UK-based journalist Julian Cheatle points out the economic and national security impacts of such failures, particularly their effects on energy and trade. "Katrina hinted at what effect a major disaster…could have when such assets are put at risk." For example, the consumer price index, a measure of inflation, jumped by 1.2 percentage points--the largest one-month increase since 1980--as a result of the gas-price spike.

The threat of escalating damage from such disasters is rising, writes former Worldwatch researcher John Young, thanks to rising seas and warmer waters that may increase the intensity and destructiveness of future storms; both are effects of global climate change. While one study has projected a near-one-meter gradual rise in sea level by the 2080s, a catastrophic scenario, such as the sudden collapse of the West Antarctic Ice Sheet, could bring a five- or six-meter increase in sea level within a few decades, reshaping coastlines so radically as to make them unrecognizable.

"Does losing a city teach anything?" asks George Woodwell of the Woods Hole Research Center in Massachusetts, on the issue of rebuilding the beleaguered city. "We need the delta as a delta, feeding and sustaining the river and the gulf, absorbing nitrogen and sediments form the continent the river drains, stabilizing the coast and the quality of water on it, protecting the region from the inevitable storm surges of the future, maintaining the coastal fisheries, and performing its myriad functions on an Earth we are struggling to keep habitable to humans."

Poet, essayist, and long-time New Orleans resident Andrei Codrescu in contrast argues that the world's greatest cities in theory shouldn't exist--but to be great as a people, we need to grapple with the "impossible and unreasonable."  "As Americans, we needed (and need) to struggle with nature, with the great Mississippi, with injustice, with our own darker impulses, with our need for beauty and peril. We were forged in those tensions," writes Codrescu.

Science fiction author Kim Stanley Robinson notes in his interview with Worldwatch researcher Erik Assadourian that society as a whole needs to decide whether or not rebuilding will take place in New Orleans, as such social investments are not something the free market system will initiate. "The whole society would have to decide to direct the public part of economic activity into these kinds of projects.
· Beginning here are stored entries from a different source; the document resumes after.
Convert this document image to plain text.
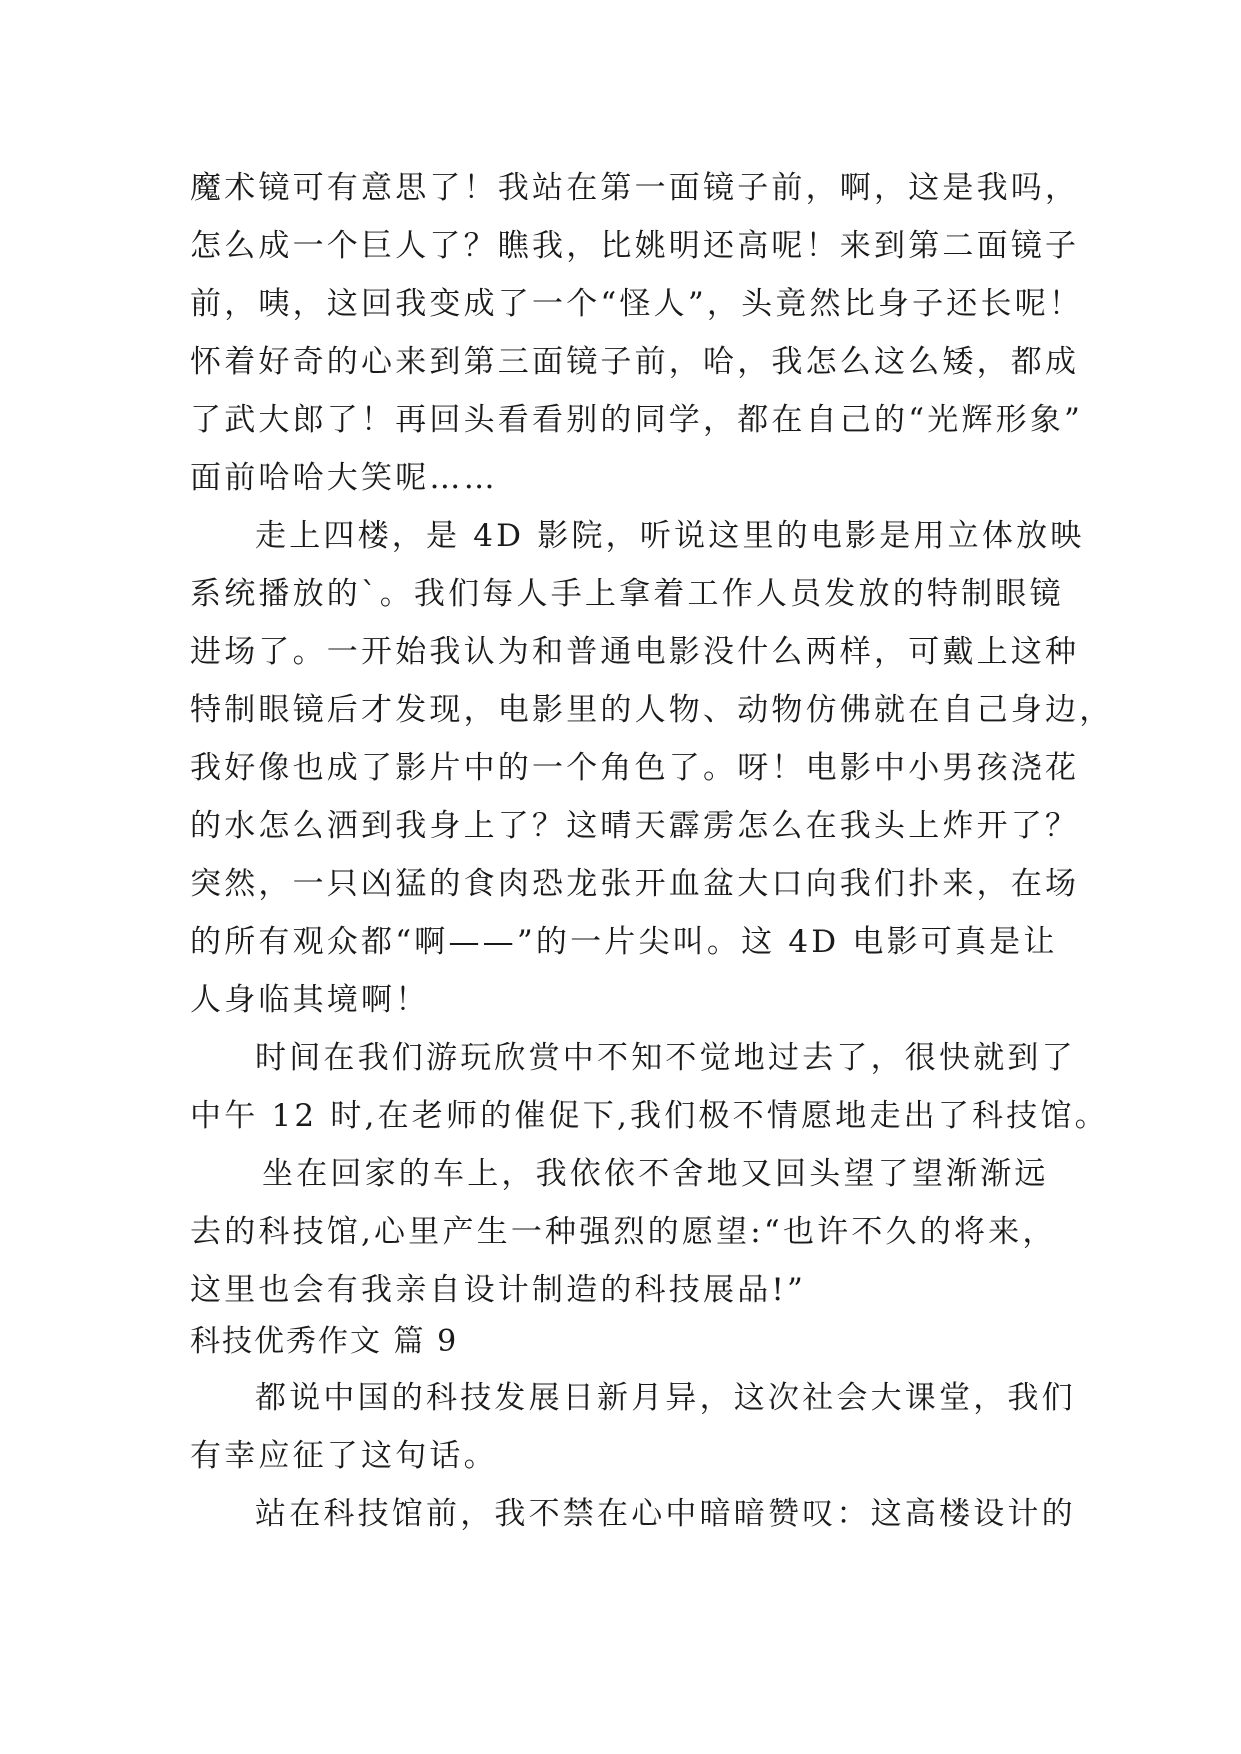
魔术镜可有意思了！我站在第一面镜子前，啊，这是我吗，
怎么成一个巨人了？瞧我，比姚明还高呢！来到第二面镜子
前，咦，这回我变成了一个“怪人”，头竟然比身子还长呢！
怀着好奇的心来到第三面镜子前，哈，我怎么这么矮，都成
了武大郎了！再回头看看别的同学，都在自己的“光辉形象”
面前哈哈大笑呢……
走上四楼，是 4D 影院，听说这里的电影是用立体放映
系统播放的`。我们每人手上拿着工作人员发放的特制眼镜
进场了。一开始我认为和普通电影没什么两样，可戴上这种
特制眼镜后才发现，电影里的人物、动物仿佛就在自己身边，
我好像也成了影片中的一个角色了。呀！电影中小男孩浇花
的水怎么洒到我身上了？这晴天霹雳怎么在我头上炸开了？
突然，一只凶猛的食肉恐龙张开血盆大口向我们扑来，在场
的所有观众都“啊——”的一片尖叫。这 4D 电影可真是让
人身临其境啊！
时间在我们游玩欣赏中不知不觉地过去了，很快就到了
中午 12 时,在老师的催促下,我们极不情愿地走出了科技馆。
坐在回家的车上，我依依不舍地又回头望了望渐渐远
去的科技馆,心里产生一种强烈的愿望:“也许不久的将来，
这里也会有我亲自设计制造的科技展品!”
科技优秀作文 篇 9
都说中国的科技发展日新月异，这次社会大课堂，我们
有幸应征了这句话。
站在科技馆前，我不禁在心中暗暗赞叹：这高楼设计的
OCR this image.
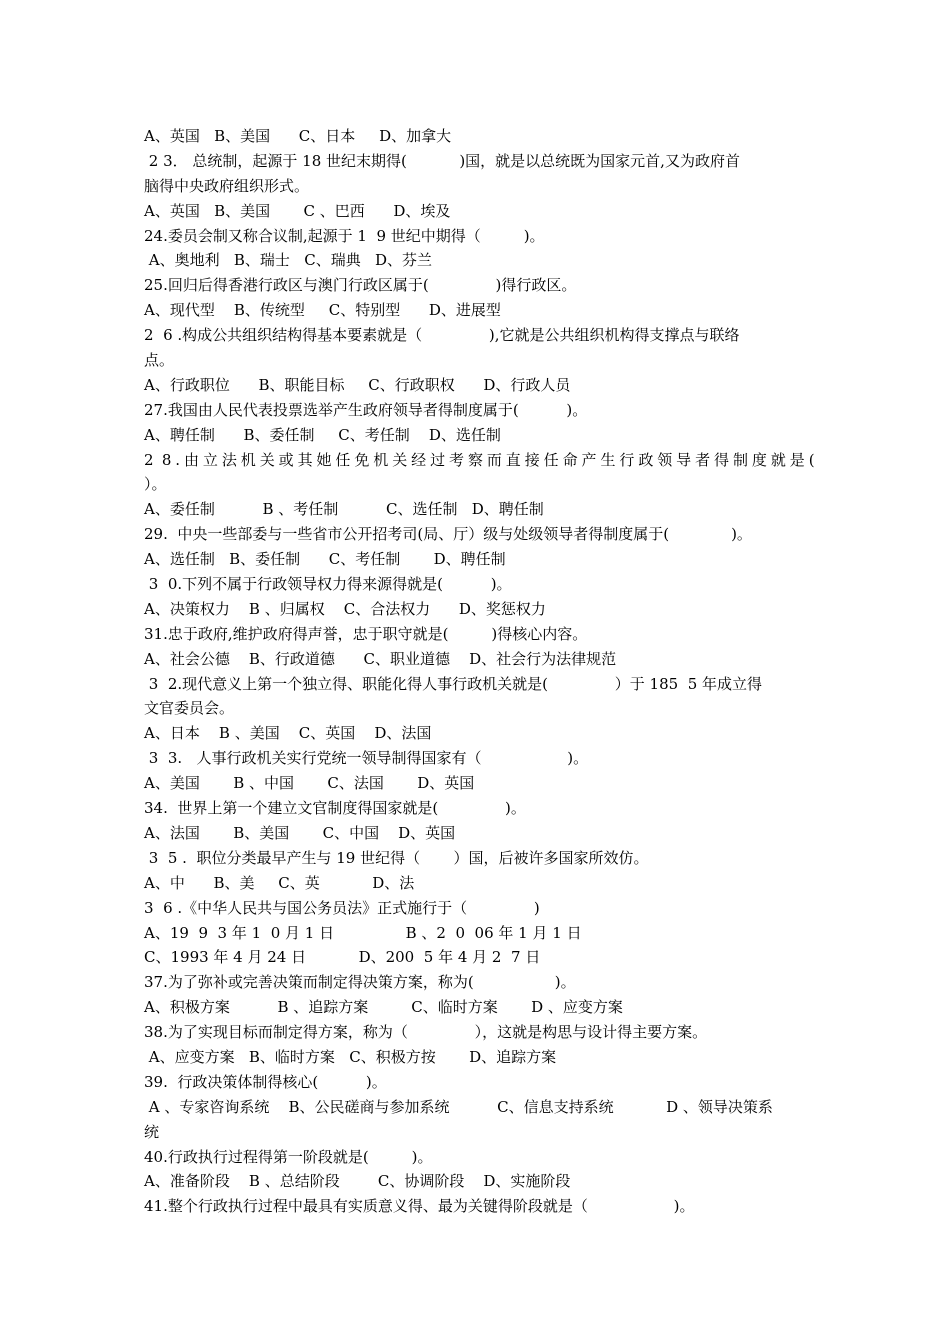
A、英国   B、美国      C、日本     D、加拿大
2 3． 总统制，起源于 18 世纪末期得(           )国，就是以总统既为国家元首,又为政府首
脑得中央政府组织形式。
A、英国   B、美国       C 、巴西      D、埃及
24.委员会制又称合议制,起源于 1  9 世纪中期得（         )。
A、奥地利   B、瑞士   C、瑞典   D、芬兰
25.回归后得香港行政区与澳门行政区属于(              )得行政区。
A、现代型    B、传统型     C、特别型      D、进展型
2  6 .构成公共组织结构得基本要素就是（              ),它就是公共组织机构得支撑点与联络
点。
A、行政职位      B、职能目标     C、行政职权      D、行政人员
27.我国由人民代表投票选举产生政府领导者得制度属于(          )。
A、聘任制      B、委任制     C、考任制    D、选任制
2  8 . 由 立 法 机 关 或 其 她 任 免 机 关 经 过 考 察 而 直 接 任 命 产 生 行 政 领 导 者 得 制 度 就 是 (
）。
A、委任制          B 、考任制          C、选任制   D、聘任制
29.  中央一些部委与一些省市公开招考司(局、厅）级与处级领导者得制度属于(             )。
A、选任制   B、委任制      C、考任制       D、聘任制
3  0.下列不属于行政领导权力得来源得就是(          )。
A、决策权力    B 、归属权    C、合法权力      D、奖惩权力
31.忠于政府,维护政府得声誉，忠于职守就是(         )得核心内容。
A、社会公德    B、行政道德      C、职业道德    D、社会行为法律规范
3  2.现代意义上第一个独立得、职能化得人事行政机关就是(              ）于 185  5 年成立得
文官委员会。
A、日本    B 、美国    C、英国    D、法国
3  3.   人事行政机关实行党统一领导制得国家有（                  )。
A、美国       B 、中国       C、法国       D、英国
34.  世界上第一个建立文官制度得国家就是(              )。
A、法国       B、美国       C、中国    D、英国
3  5 .  职位分类最早产生与 19 世纪得（       ）国，后被许多国家所效仿。
A、中      B、美     C、英           D、法
3  6 .《中华人民共与国公务员法》正式施行于（              )
A、19  9  3 年 1  0 月 1 日               B 、2  0  06 年 1 月 1 日
C、1993 年 4 月 24 日           D、200  5 年 4 月 2  7 日
37.为了弥补或完善决策而制定得决策方案，称为(                 )。
A、积极方案          B 、追踪方案         C、临时方案       D 、应变方案
38.为了实现目标而制定得方案，称为（              ），这就是构思与设计得主要方案。
A、应变方案   B、临时方案   C、积极方按       D、追踪方案
39.  行政决策体制得核心(          )。
A 、专家咨询系统    B、公民磋商与参加系统          C、信息支持系统           D 、领导决策系
统
40.行政执行过程得第一阶段就是(         )。
A、准备阶段    B 、总结阶段        C、协调阶段    D、实施阶段
41.整个行政执行过程中最具有实质意义得、最为关键得阶段就是（                  )。
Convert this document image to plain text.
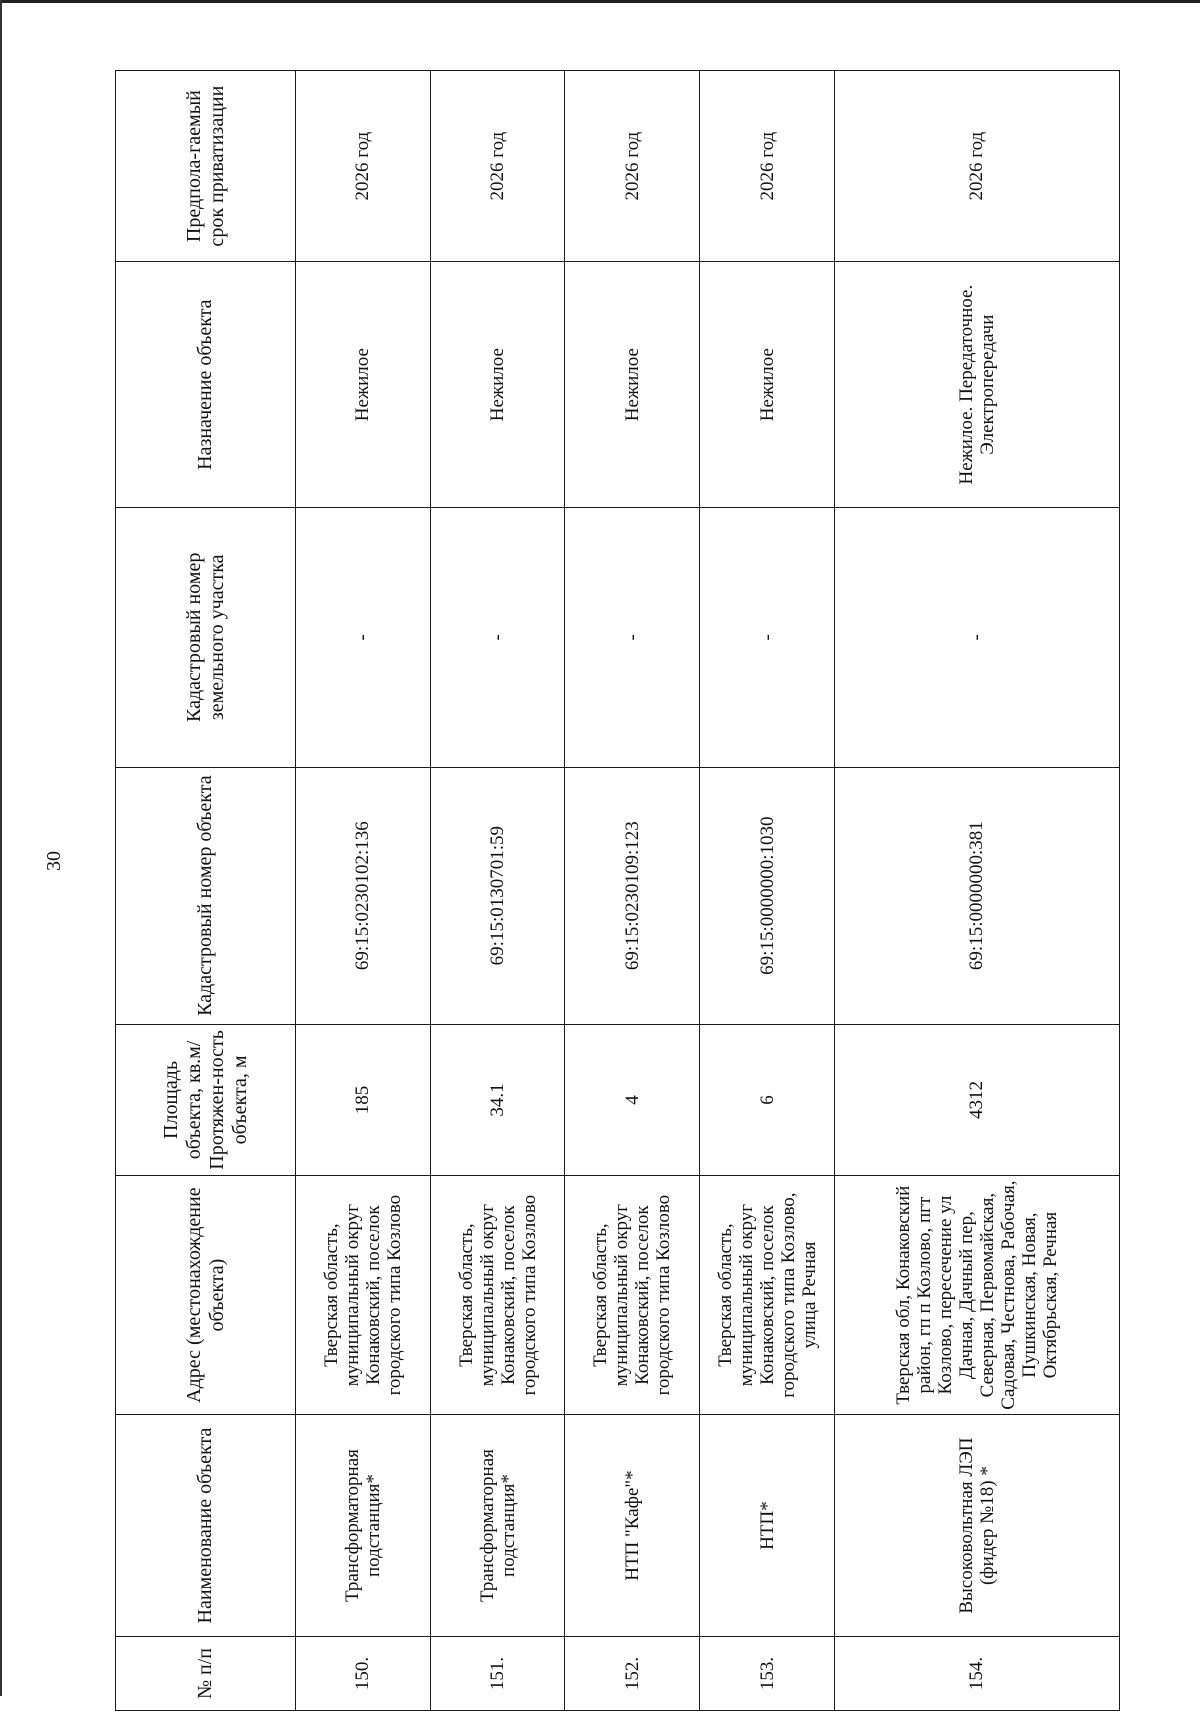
30
№ п/п	Наименование объекта	Адрес (местонахождение объекта)	Площадь объекта, кв.м/ Протяжен-ность объекта, м	Кадастровый номер объекта	Кадастровый номер земельного участка	Назначение объекта	Предпола-гаемый срок приватизации
150.	Трансформаторная подстанция*	Тверская область, муниципальный округ Конаковский, поселок городского типа Козлово	185	69:15:0230102:136	-	Нежилое	2026 год
151.	Трансформаторная подстанция*	Тверская область, муниципальный округ Конаковский, поселок городского типа Козлово	34.1	69:15:0130701:59	-	Нежилое	2026 год
152.	НТП "Кафе"*	Тверская область, муниципальный округ Конаковский, поселок городского типа Козлово	4	69:15:0230109:123	-	Нежилое	2026 год
153.	НТП*	Тверская область, муниципальный округ Конаковский, поселок городского типа Козлово, улица Речная	6	69:15:0000000:1030	-	Нежилое	2026 год
154.	Высоковольтная ЛЭП (фидер №18) *	Тверская обл, Конаковский район, гп п Козлово, пгт Козлово, пересечение ул Дачная, Дачный пер, Северная, Первомайская, Садовая, Честнова, Рабочая, Пушкинская, Новая, Октябрьская, Речная	4312	69:15:0000000:381	-	Нежилое. Передаточное. Электропередачи	2026 год
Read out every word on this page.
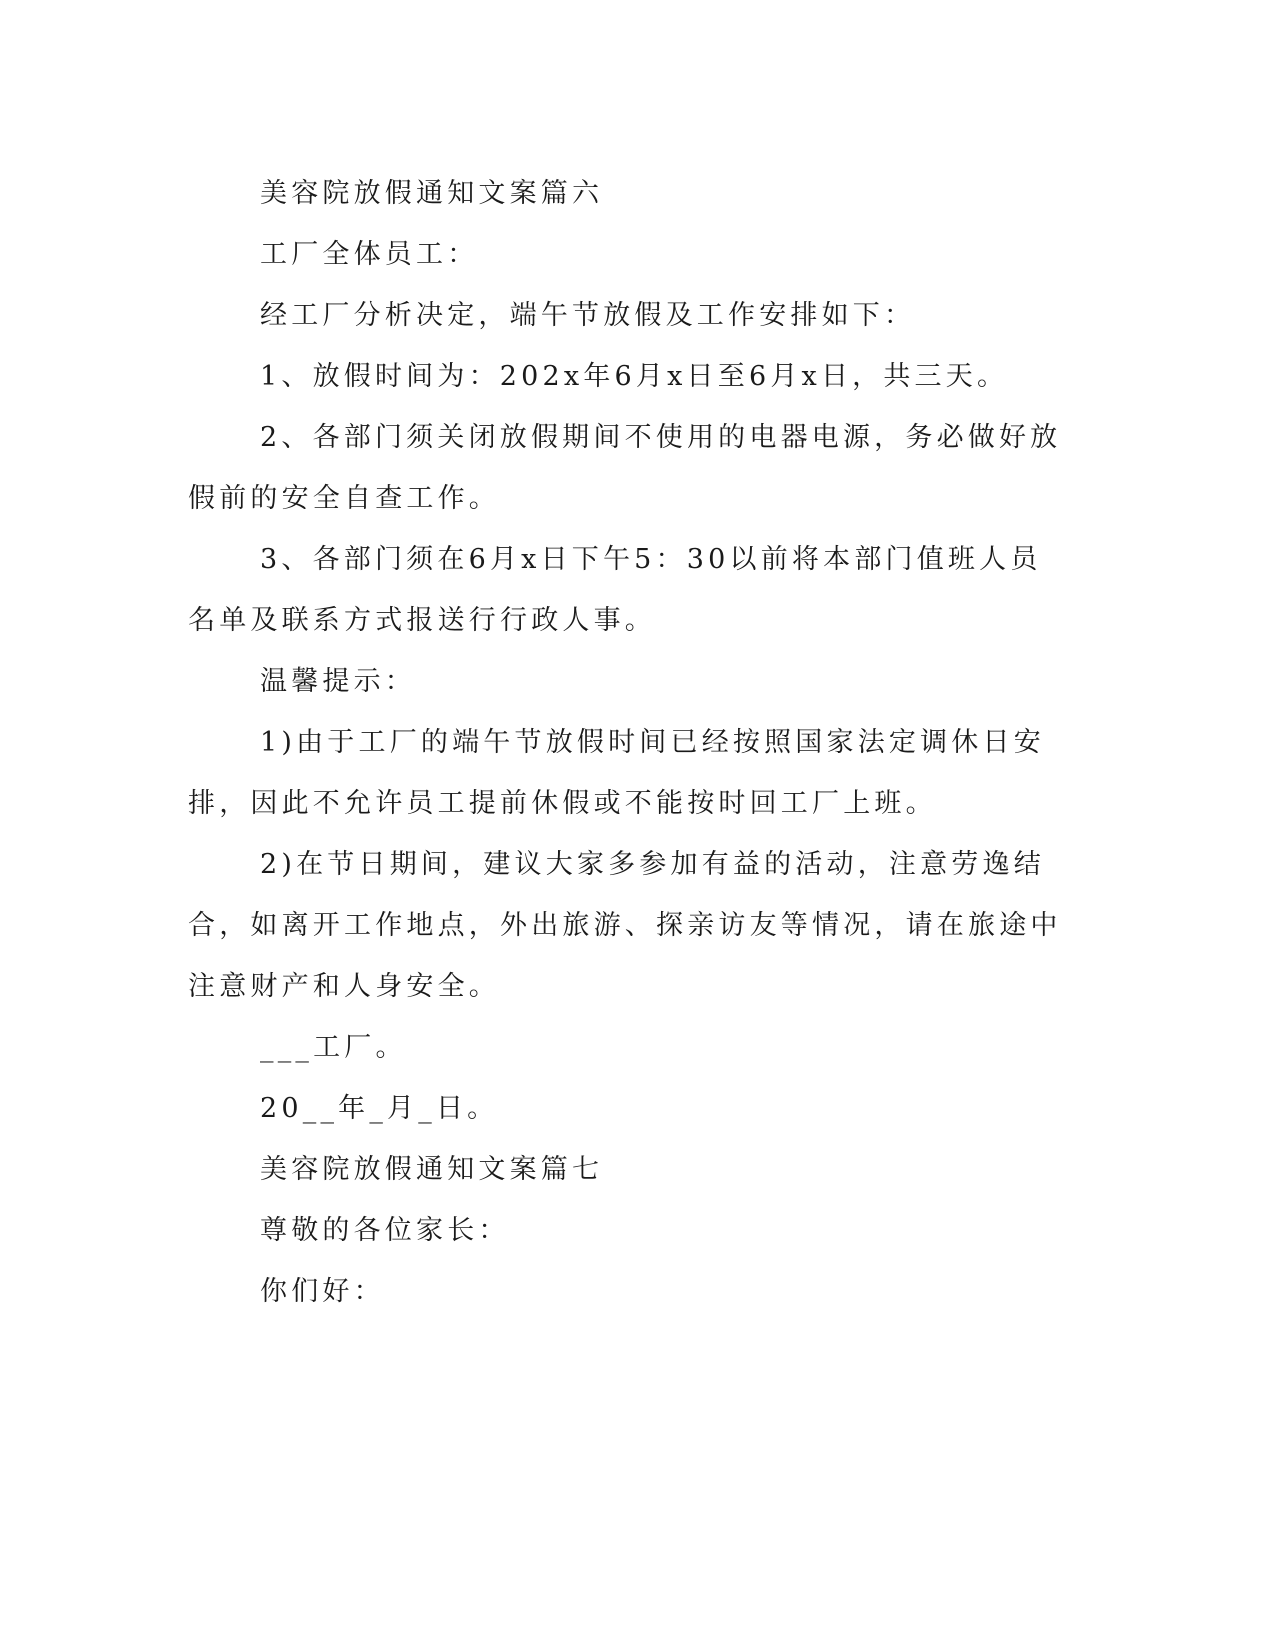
美容院放假通知文案篇六

工厂全体员工：

经工厂分析决定，端午节放假及工作安排如下：

1、放假时间为：202x年6月x日至6月x日，共三天。

2、各部门须关闭放假期间不使用的电器电源，务必做好放假前的安全自查工作。

3、各部门须在6月x日下午5：30以前将本部门值班人员名单及联系方式报送行行政人事。

温馨提示：

1)由于工厂的端午节放假时间已经按照国家法定调休日安排，因此不允许员工提前休假或不能按时回工厂上班。

2)在节日期间，建议大家多参加有益的活动，注意劳逸结合，如离开工作地点，外出旅游、探亲访友等情况，请在旅途中注意财产和人身安全。

___工厂。

20__年_月_日。

美容院放假通知文案篇七

尊敬的各位家长：

你们好：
But that requires a public that believes in government doing that kind of thing."

According to Eric Mann, civil rights activist and author, Katrina created an opportunity to rebuild New Orleans to redress the inequalities in the city's patterns of housing, education and employment. Prior to Katrina, more than 142,000 people in New Orleans were living in poverty, of whom 84 percent were black. "In New Orleans, 'poor' and 'black' were virtually synonymous," he writes.

Author Mike Tidwell writes that the changing climate that contributed to a meter of relative sea-level rise along the Louisiana Gulf coast during the 20th century is now projected to have the very same impact on every coastline in the world during the 21st century. "If you want to know what all the world's great coastal cities will be fighting against 25 and 50 and 75 years from now, just look at New Orleans today….Our days of running from the problem are simply running out. It's time to stay and finally rescue New Orleans--and ourselves."